Aachens Torwart Daniel Zeaiter erlebte bei seinem nächsten Comeback vorerst einen ruhigen Nachmittag. Aus der Ferne konnte er beobachten, wie Manuel Glowacz mit einer Flanke seinen Straelener Kollegen David Buchholz ein bisschen in Not brachte (35.). Buchholz hätte fast dafür gesorgt, dass der erste Durchgang noch eine Pointe bekam. Er riskierte ein waghalsiges Dribbling gegen Aachens Mittelstürmer Vincent Boesen, er verlor das Duell, aber der Ball hoppelte ins Aus, bevor Alemannias Angreifer Fakten schaffen konnte (42.). Das Halbzeitfazit von Kapitän Peter Hackenberg fiel noch zufrieden aus: „Wir haben Ball und Gegner gut laufen lassen."

In den ersten Minuten nach dem Wechsel kam vorerst nicht der Verdacht auf, dass sich der Schlendrian eingeschlichen hatte. Stulin hatte wieder Pech mit einem abgefälschten Fernschuss, der knapp am Ziel vorbei flog (50.). Dann aber durfte sich Yannik Stevens auf den Weg machen – und die Aachener standen brav Spalier. „Wir haben uns wie leblose Dummies verhalten", ärgerte sich Kilic am Spielfeldrand.
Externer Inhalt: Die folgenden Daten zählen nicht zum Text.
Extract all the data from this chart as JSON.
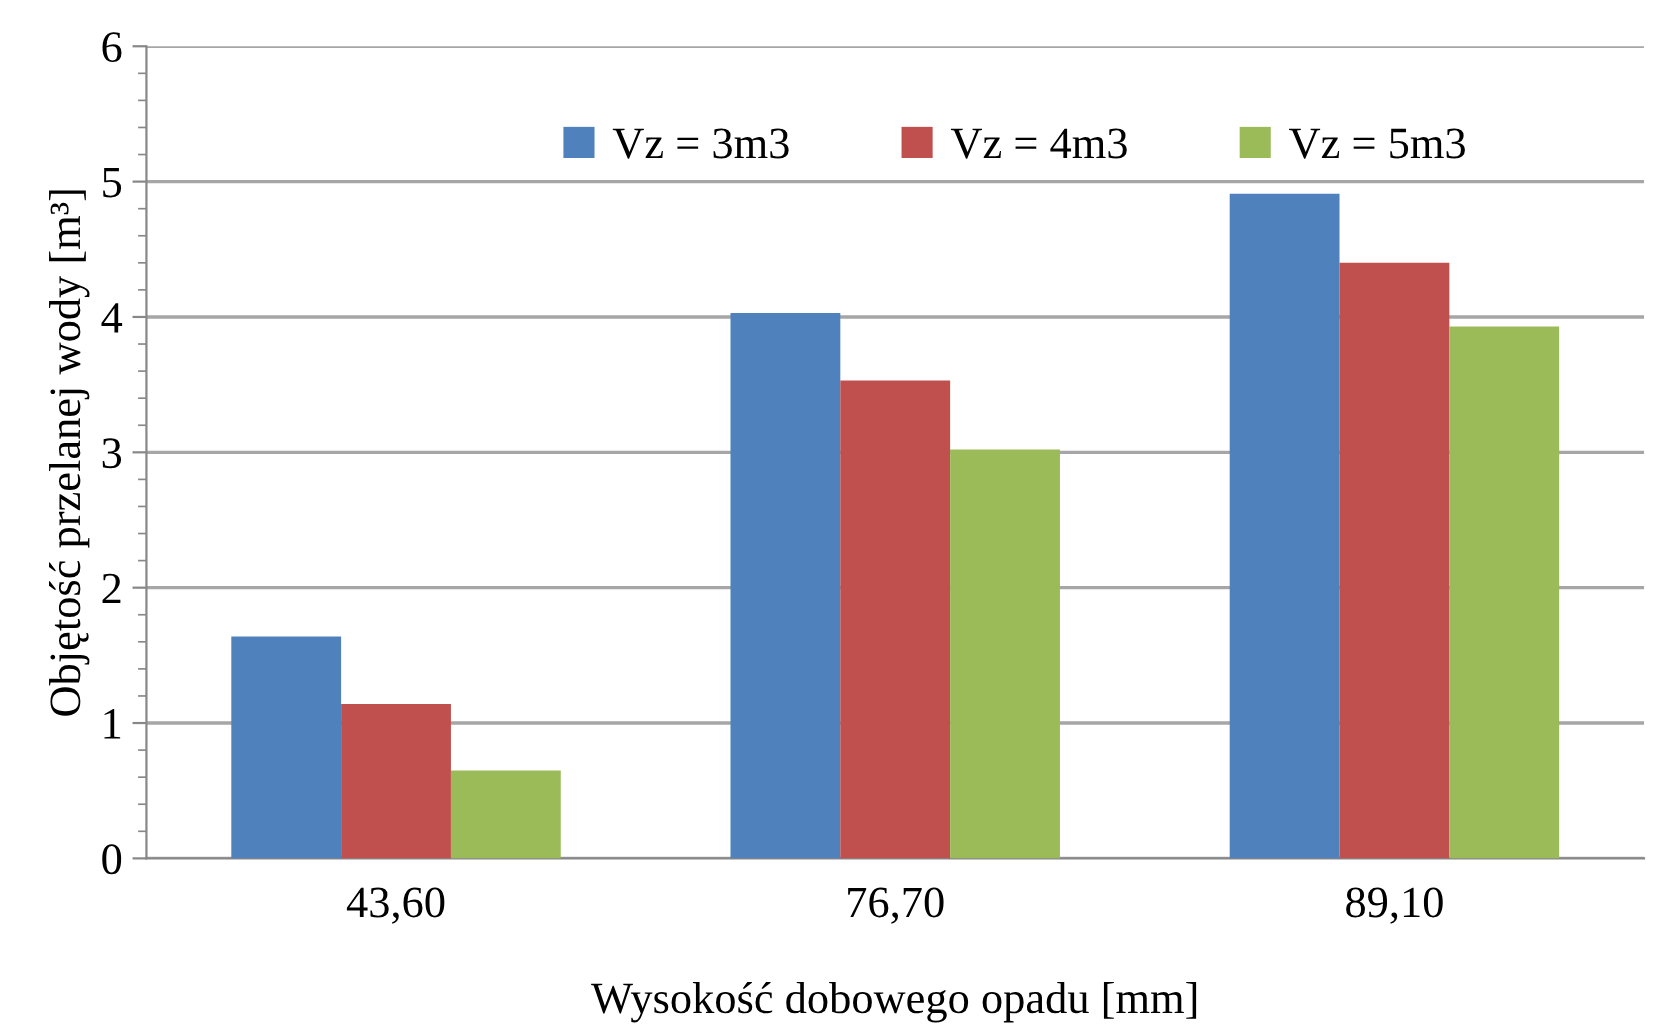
{
  "chart_data": {
    "type": "bar",
    "xlabel": "Wysokość dobowego opadu [mm]",
    "ylabel": "Objętość przelanej wody [m³]",
    "categories": [
      "43,60",
      "76,70",
      "89,10"
    ],
    "series": [
      {
        "name": "Vz = 3m3",
        "color": "#4f81bd",
        "values": [
          1.64,
          4.03,
          4.91
        ]
      },
      {
        "name": "Vz = 4m3",
        "color": "#c0504d",
        "values": [
          1.14,
          3.53,
          4.4
        ]
      },
      {
        "name": "Vz = 5m3",
        "color": "#9bbb59",
        "values": [
          0.65,
          3.02,
          3.93
        ]
      }
    ],
    "ylim": [
      0,
      6
    ],
    "yticks": [
      0,
      1,
      2,
      3,
      4,
      5,
      6
    ],
    "grid": "y",
    "legend": "top"
  }
}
Stevens jedenfalls konnte unbehelligt durchziehen, um mühelos zur Führung einzuschieben (59.). Aachens Trainer wechselte alles ein, was mit Spielwitz zu tun haben könnte, Batarilo, Bösing und auch Temür kamen hinzu. „Ich hatte erhofft, dass wir so mehr zum Leben erwachen, ich war überrascht, dass es so nicht war." Heraus kam eine Doppelchance, Salata wurde noch abgeblockt, der Nachschuss von Schmitt flog vor die Fäuste von Keeper Buchholz (68.). Temür scheiterte noch einmal mit einem gekonnten Drehschuss (85.). Mehr Gelegenheiten gab es kaum, dafür war auch die Qualität bei den Flanken und ruhenden Bällen viel zu schwach. Die Hausherren brachten die Beute ungefährdet in die Höhle, zumal Kevin Weggen mit einem Freistoß aus etwa 30 Metern Aachens Torwart Zeaiter düpierte (80.).
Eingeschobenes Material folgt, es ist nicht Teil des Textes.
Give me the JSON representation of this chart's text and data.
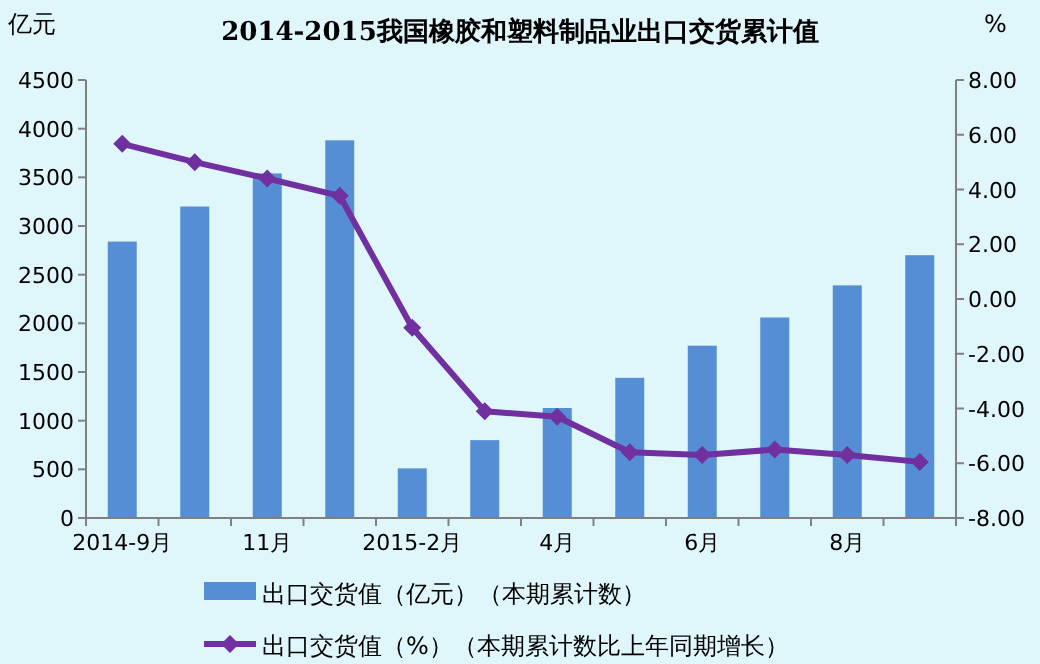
{
  "chart_data": {
    "type": "bar",
    "title": "2014-2015我国橡胶和塑料制品业出口交货累计值",
    "ylabel": "亿元",
    "y2label": "%",
    "categories": [
      "2014-9月",
      null,
      "11月",
      null,
      "2015-2月",
      null,
      "4月",
      null,
      "6月",
      null,
      "8月",
      null
    ],
    "series": [
      {
        "name": "出口交货值（亿元）（本期累计数）",
        "color": "#558ed5",
        "values": [
          2840,
          3200,
          3540,
          3880,
          510,
          800,
          1130,
          1440,
          1770,
          2060,
          2390,
          2700
        ]
      },
      {
        "name": "出口交货值（%）（本期累计数比上年同期增长）",
        "type": "line",
        "axis": "y2",
        "color": "#7030a0",
        "marker": "diamond",
        "values": [
          5.67,
          5.0,
          4.4,
          3.77,
          -1.05,
          -4.1,
          -4.3,
          -5.6,
          -5.7,
          -5.5,
          -5.7,
          -5.95
        ]
      }
    ],
    "ylim": [
      0,
      4500
    ],
    "yticks": [
      0,
      500,
      1000,
      1500,
      2000,
      2500,
      3000,
      3500,
      4000,
      4500
    ],
    "y2lim": [
      -8,
      8
    ],
    "y2ticks": [
      {
        "value": -8,
        "label": "-8.00"
      },
      {
        "value": -6,
        "label": "-6.00"
      },
      {
        "value": -4,
        "label": "-4.00"
      },
      {
        "value": -2,
        "label": "-2.00"
      },
      {
        "value": 0,
        "label": "0.00"
      },
      {
        "value": 2,
        "label": "2.00"
      },
      {
        "value": 4,
        "label": "4.00"
      },
      {
        "value": 6,
        "label": "6.00"
      },
      {
        "value": 8,
        "label": "8.00"
      }
    ],
    "grid": false,
    "legend": "bottom"
  }
}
Straelens Inka Grings hätte den historischen Fußball-Moment ein bisschen genießen können. Sie ist die erste Trainerin, die in einer der oberen vier Männer-Ligen einen Sieg feiert. Sie wollte es nicht. „Der Sieg ist wichtig für die Mannschaft, nicht für mich", blieb die ehemalige Bundesliga-Torjägerin nüchtern. „Der Sieg tut der Seele enorm gut, mehr aber auch nicht."

Bei ihrem Aachener Kollegen war dagegen der Vorrat an guter Laune im Laufe der Partie völlig aufgebraucht worden. Kilic konnte sich nur mit der alten Theaterweisheit trösten, dass auf eine versaute Generalprobe eine gelungene Premiere folgt. Nach dem tristen Ligaalltag steht am Mittwoch der bisherige Saisonhöhepunkt an: das Pokalhalbfinale beim 1. FC Düren.